Ce magistrat a rendu compte des plaidoiries dans le délibéré de la Cour composée de :
Madame Emmanuelle TRIOL, Présidente
Madame Audrey BOITAUD DERIEUX, Conseillère
Monsieur Benjamin FAURE, Conseiller
Greffier lors des débats : Madame Séverine HOUSSARD.
Les parties ont été avisées que le prononcé de la décision aurait lieu par mise à disposition au greffe le 06 Mai 2025.
ARRÊT
Contradictoire,
Prononcé publiquement par mise à disposition au greffe de la Cour le 06 Mai 2025, les parties en ayant été préalablement avisées dans les conditions prévues au deuxième alinéa de l’article 450 du code de procédure civile.
Signé par Madame Emmanuelle TRIOL, Présidente et Madame Séverine HOUSSARD, greffier auquel la minute de la décision a été remise par le magistrat signataire.
************
EXPOSE DES FAITS ET DE LA PROCEDURE
Par lettre recommandée avec avis de réception datée du 16 octobre 2019, la CPAM des Bouches-du-Rhône a notifié à la SARL [3] un indu de prestations d’un montant de 6 595,58 euros.
La société a contesté l’indu devant la commission de recours amiable de la Caisse.
Celle-ci a rejeté le recours par décision du 23 juin 2020.
Le 24 juillet 2020, la SARL [3] a saisi le pôle social du tribunal judiciaire de Marseille pour contester l’indû.
Par jugement contradictoire du 3 avril 2023, le pôle social a déclaré l’indu bien fondé et condamné la société à payer à la CPAM des Bouches-du-Rhône la somme de 6 595,58 euros et à acquitter les dépens.
Le tribunal a, en effet, considéré que la société n’a produit aucun bordereau de télétransmission, aucune preuve de l’envoi et de la réception des copies des documents sur support papier.
Par lettre recommandée avec avis de réception expédiée le 2 mai 2023, la SARL [3] a relevé appel du jugement.
EXPOSE DES PRETENTIONS ET MOYENS DES PARTIES
Comparant en la personne de son gérant à l’audience, l’appelante demande à la cour d’infirmer le jugement entrepris et, statuant à nouveau, de dire l’indu infondé au regard des pièces justificatives produites devant la juridiction. Elle expose que c’est la seule et unique fois qu’elle ne peut justifier de l’envoi des pièces à la Caisse et sollicite l’indulgence de la juridiction.

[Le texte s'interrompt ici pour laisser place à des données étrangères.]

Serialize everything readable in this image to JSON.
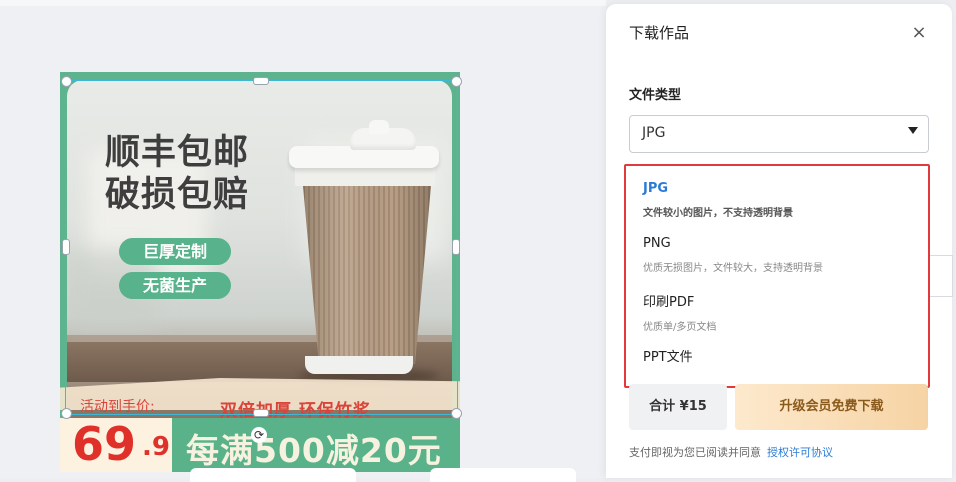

Par conclusions dûment notifiées à la partie adverse, visées et développées au cours de l’audience, l’intimée demande à la cour de confirmer le jugement entrepris et de débouter l’appelante de toutes ses demandes.
L’intimée réplique que :
— la société n’apporte pas la preuve que les feuilles de soins lui ont été adressées;
— il importe peu que l’appelante produise devant la juridiction les demandes d’entente préalable car ce n’est pas ce qui a justifié l’indu;
— en cause d’appel, la société ne produit aucun élément nouveau.
MOTIVATION
Selon les dispositions de l’article L 133-4 du code de la sécurité sociale, en cas d’inobservation des règles de tarification, de distribution ou de facturation (…) L’organisme de prise en charge recouvre l’indu correspondant auprès du professionnel (…) À l’origine du non-respect de ces règles et ce, que le paiement ait été effectué à l’assuré, à un autre professionnel de santé, à un distributeur ou à un établissement.(…) L’action en recouvrement qui se prescrit par trois ans sauf en cas de fraude, à compter de la date de paiement de la somme indue, s’ouvre par l’envoi au professionnel ou à l’établissement d’une notification de payer le montant réclamé ou de produire, le cas échéant, ses observations. (…) En cas de rejet total ou partiel des observations de l’intéressé, le directeur de l’organisme d’assurance maladie adresse, par lettre recommandée, une mise en demeure à l’intéressé de payer dans le délai d’un mois . (…)
Il résulte des dispositions de l’article R 161-47 du même code que : I.-La transmission aux organismes servant les prestations de base de l’assurance maladie des feuilles de soins est assurée dans les conditions ci-après définies.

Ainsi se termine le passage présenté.